Barasso, 7 Mayıs’ta Suriye’deki iç savaşın önlenmesi için yapılan uluslararası toplantıdan sadece 2 hafta sonra geliştirilmiş füzelerin Rusya tarafından temin edildiğini ve ölen 100 binden fazla insanın sebeplerinden birisinin bu olduğunu iddia ediyor. Bununla da yetinmeyip Rusya’da insan hakları koşullarının oldukça geri durumda kaldığını, özgürlük ve yolsuzluk konusunda sicilinin bozuk olduğunu ifade ediyor. Barasso, Esad’ın kimyasal silahları imha edeceğine yönelik açıklamasının zaman kazanma amacı taşıdığını kabul ederek ABD halkına soruyor “Neden Rusya’dan benzer kısıtlamaların uygulanmasını umut edelim?” Barasso nihai olarak, Obama’nın Rusya ile işbirliğine güvenmemesini tavsiye ediyor.

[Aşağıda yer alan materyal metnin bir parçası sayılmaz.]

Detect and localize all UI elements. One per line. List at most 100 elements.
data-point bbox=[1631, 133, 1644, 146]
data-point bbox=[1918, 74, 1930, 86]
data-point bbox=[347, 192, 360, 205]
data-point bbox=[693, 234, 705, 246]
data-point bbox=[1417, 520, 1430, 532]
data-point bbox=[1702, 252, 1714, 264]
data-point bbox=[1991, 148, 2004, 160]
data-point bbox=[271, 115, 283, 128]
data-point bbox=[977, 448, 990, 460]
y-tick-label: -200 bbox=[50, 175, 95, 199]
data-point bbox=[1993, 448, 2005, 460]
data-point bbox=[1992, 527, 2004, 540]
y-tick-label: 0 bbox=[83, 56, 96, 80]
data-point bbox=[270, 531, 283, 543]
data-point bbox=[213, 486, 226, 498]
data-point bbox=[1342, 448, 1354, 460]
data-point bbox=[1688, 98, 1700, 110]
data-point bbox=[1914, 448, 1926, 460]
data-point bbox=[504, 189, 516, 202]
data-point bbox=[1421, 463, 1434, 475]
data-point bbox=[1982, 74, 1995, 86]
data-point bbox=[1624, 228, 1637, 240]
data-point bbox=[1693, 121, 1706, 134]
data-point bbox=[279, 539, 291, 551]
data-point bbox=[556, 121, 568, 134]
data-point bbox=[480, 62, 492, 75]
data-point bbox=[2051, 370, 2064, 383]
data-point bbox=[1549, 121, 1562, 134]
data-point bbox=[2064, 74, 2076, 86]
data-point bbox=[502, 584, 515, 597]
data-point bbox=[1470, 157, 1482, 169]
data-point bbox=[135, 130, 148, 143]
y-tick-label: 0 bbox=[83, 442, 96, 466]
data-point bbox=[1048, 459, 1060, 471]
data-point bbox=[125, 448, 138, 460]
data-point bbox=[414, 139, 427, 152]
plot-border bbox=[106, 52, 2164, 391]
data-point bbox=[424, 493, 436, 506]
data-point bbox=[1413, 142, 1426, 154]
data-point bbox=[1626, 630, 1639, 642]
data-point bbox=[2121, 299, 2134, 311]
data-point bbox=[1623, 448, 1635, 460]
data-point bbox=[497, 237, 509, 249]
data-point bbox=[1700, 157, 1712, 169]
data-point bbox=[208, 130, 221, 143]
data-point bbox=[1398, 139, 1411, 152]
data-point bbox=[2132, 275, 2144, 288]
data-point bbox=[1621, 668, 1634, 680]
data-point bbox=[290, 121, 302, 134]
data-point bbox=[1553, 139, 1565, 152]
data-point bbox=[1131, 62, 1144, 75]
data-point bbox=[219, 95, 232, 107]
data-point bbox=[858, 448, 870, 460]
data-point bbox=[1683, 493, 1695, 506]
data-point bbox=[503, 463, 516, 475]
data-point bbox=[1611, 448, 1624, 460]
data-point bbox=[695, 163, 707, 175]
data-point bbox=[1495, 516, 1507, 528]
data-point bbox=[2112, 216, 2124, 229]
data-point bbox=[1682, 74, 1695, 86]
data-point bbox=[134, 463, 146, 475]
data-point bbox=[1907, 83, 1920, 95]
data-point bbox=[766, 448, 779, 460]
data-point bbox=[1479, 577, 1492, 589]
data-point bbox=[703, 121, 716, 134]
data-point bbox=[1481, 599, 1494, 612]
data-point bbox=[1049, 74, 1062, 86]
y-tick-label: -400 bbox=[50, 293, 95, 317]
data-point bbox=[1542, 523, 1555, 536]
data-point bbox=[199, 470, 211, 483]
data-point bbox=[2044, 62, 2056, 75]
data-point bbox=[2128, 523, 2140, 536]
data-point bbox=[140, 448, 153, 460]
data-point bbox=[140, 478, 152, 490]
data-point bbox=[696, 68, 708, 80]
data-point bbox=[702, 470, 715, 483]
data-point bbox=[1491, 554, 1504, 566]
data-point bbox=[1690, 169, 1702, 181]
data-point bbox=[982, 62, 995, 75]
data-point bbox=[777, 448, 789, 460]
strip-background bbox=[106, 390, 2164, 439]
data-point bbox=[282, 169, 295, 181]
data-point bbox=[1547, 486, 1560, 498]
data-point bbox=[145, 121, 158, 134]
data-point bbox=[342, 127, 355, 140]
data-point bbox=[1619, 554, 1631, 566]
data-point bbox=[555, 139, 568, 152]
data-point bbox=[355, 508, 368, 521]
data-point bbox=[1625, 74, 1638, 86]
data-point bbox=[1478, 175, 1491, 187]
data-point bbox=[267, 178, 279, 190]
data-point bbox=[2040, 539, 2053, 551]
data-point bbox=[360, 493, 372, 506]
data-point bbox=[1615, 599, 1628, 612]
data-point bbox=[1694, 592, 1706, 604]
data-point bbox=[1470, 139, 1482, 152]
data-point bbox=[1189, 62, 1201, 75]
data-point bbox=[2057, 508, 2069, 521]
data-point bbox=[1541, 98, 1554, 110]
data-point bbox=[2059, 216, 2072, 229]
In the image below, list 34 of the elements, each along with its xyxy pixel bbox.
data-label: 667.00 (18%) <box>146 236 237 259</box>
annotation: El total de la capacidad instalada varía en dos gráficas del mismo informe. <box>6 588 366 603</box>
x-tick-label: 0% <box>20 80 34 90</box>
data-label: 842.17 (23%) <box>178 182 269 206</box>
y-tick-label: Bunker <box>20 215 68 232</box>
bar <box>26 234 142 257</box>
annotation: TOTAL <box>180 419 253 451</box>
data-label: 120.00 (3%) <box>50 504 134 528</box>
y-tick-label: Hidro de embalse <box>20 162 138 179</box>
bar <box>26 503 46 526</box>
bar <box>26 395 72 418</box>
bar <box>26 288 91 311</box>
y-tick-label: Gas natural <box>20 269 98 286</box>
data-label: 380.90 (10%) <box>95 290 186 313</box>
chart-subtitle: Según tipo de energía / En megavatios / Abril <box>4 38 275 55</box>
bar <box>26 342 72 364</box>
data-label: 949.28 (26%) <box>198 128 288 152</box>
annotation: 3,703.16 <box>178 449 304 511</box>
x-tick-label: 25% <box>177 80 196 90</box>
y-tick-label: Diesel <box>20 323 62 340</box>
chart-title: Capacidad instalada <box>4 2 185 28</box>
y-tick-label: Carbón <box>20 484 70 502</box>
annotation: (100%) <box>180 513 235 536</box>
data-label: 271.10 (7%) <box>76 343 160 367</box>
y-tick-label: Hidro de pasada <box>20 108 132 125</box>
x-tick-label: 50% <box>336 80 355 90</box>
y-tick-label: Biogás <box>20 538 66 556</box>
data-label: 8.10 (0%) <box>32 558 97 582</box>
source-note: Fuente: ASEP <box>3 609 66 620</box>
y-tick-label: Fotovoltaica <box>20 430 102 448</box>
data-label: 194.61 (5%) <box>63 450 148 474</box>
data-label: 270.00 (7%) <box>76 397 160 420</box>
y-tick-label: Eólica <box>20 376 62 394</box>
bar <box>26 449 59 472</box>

Fakat bu ve benzer yaklaşımların sadece Rusya ya da Putin yönetimine güvensizlik olarak değerlendirilmesi, bölgedeki büyük oyunu görmemizi engelleyebilir. Zira henüz küresel etkiler meydana getirmekte zorlansa da Rusya’nın ABD açısından önemli bir coğrafyada her geçen gün gücünü artıran bir aktör olarak algılandığını söylemeliyiz. Bugün Orta Doğu’da süregelen açık ve örtülü mücadelenin gelecekte kuzeye, yeni enerji kaynaklarına ve Rusya’nın çevrelediği stratejik bölgelere yönelmesi ihtimali Moskova’yı bugünden bazı tedbirler almaya yönlendiriyor. Şu çok iyi görülüyor ki ABD olası bir müdahaleyi ötelemiş, Rusya ise yeni bir stratejik hamle için zaman kazanmıştır. Her ikisinin de zemininde bölgede yeni bir kara delik açmak ve burada kaybolmak korkusu olduğunu göz ardı etmemek gerekiyor. Ne gariptir ki ABD Kongresi’nin ve kamuoyunun Irak’taki süreci travmatik bir algıya dönüştürmesi atılacak daha cesur adımları sorgulatır hale gelmiştir. Kim ne derse desin Rusya’nın önce kendi coğrafyasını perdelemek sonra da küresel bir aktör olmak için sahadan çekilmesi mümkün görülmemektedir. Washington ve özellikle Obama yönetimi ise daha güçlü ve kesin sonuçlar alabilecek hamleleri hayata geçirmek için çalışmaktadır. Çünkü bu kez tahammül sınırları daha düşük bir halk ve kaybedeceği bir şey kalmayan bir toplumla karşı karşıyalar.
Geçmiş olsun: Gazetemiz köşe yazarı, Türk Milliyetçiliğinin cesur kalemi Yavuz Selim Demirağ kısa bir süre önce ciddi bir rahatsızlık geçirdi. Geçmiş olsun dileklerimizi gönderiyor, bundan böyle kendisine daha fazla dikkat etmesini salık veriyoruz.